Of course I took inspiration in a lot of third party roles and playbooks (on Galaxy and around the web), and highly recommend doing so.
Why don’t you just use Hass.io?
Good question! Hass.io is a prebuilt SD card image that manages a minimal OS with Home Assistant baked in, automatically updated with Docker.
I personally found it a bit too slow (at least on earlier-gen Raspberry Pi models), and I feel more comfortable with a Debian-based system that I can poke with a stick. But hey, all the cool kids are using Docker 😜. Seriously though, if it works for you, awesome - you’ll save yourself a lot of trouble.
The automatic Home Assistant updates are appealing, but with my solution, I can just axe the application directory (or the whole SD card, for the matter) and run the playbook, and the latest version will be there, with my configs unchanged.

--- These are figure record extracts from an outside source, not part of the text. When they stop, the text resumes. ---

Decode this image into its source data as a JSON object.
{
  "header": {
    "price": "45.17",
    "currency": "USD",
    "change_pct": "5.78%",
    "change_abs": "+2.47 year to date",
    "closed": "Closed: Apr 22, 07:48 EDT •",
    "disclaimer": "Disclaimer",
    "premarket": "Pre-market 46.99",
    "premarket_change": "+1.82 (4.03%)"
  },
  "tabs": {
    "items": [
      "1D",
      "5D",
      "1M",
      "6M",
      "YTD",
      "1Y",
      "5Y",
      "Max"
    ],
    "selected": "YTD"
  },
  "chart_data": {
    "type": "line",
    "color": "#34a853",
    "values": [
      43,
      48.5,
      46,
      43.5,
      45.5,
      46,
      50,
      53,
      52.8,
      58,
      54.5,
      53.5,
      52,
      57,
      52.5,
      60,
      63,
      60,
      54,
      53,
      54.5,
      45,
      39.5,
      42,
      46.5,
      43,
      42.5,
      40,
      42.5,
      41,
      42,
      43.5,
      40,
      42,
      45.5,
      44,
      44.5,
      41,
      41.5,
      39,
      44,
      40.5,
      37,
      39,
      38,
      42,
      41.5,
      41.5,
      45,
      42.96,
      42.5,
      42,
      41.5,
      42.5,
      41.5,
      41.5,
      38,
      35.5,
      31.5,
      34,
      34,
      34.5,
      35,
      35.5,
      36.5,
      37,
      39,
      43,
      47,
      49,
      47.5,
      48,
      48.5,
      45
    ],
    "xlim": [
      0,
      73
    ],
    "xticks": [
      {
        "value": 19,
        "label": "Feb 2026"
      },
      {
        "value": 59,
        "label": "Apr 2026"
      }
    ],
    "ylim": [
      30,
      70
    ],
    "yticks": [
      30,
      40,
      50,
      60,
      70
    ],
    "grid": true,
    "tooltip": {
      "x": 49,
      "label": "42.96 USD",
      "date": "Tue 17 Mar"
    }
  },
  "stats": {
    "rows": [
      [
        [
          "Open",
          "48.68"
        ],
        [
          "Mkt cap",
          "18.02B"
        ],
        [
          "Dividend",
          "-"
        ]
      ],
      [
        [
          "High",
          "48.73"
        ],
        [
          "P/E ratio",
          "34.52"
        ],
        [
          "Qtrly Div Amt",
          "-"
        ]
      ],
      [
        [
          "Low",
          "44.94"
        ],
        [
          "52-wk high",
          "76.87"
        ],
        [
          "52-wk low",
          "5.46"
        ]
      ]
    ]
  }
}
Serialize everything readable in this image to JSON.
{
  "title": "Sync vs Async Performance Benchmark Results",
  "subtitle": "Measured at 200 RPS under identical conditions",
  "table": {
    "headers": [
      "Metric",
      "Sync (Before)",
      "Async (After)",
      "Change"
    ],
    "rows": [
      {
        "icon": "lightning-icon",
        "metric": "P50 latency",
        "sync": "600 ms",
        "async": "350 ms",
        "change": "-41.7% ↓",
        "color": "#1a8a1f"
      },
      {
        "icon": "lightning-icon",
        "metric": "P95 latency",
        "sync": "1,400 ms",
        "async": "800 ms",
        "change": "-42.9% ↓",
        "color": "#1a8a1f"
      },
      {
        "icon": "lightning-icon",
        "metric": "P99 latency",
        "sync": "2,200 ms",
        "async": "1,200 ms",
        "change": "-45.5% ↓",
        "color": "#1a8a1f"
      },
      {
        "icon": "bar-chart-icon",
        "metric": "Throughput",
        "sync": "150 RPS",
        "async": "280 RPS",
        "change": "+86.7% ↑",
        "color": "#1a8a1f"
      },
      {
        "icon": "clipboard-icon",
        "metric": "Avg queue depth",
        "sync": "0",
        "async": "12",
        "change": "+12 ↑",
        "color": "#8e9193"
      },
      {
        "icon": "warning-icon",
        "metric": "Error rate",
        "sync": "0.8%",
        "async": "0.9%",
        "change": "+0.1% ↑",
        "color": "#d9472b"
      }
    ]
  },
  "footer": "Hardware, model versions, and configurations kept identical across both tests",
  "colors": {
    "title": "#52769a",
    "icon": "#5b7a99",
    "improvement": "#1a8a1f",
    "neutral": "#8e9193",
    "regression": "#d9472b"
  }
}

Wait, so you do things on the Pi without Ansible? Won’t your changes be overwritten when you run it?
Oh yes I do! With gusto. The main point of having a custom-made solution (other than cost and security) is tinkering. Ansible makes me confident that I can rebuild the whole thing quickly if I screw up, but yes, that requires me to keep the Ansible file up-to-date.
That’s actually easier than it sounds: once I’m happy with my changes, I type
history and figure which steps (installed packages, changed config files) are really needed, and add those to the playbook. Run it a few times, undo some changes, check that it does nothing when changes are already there… and that’s it.
If the change was super complex and/or I’m afraid I forgot something, I can always run the playbooks against a fresh card, pop it in and kick the tires - it’s a great opportunity to get a fresh, snappy OS install for my tiny computer!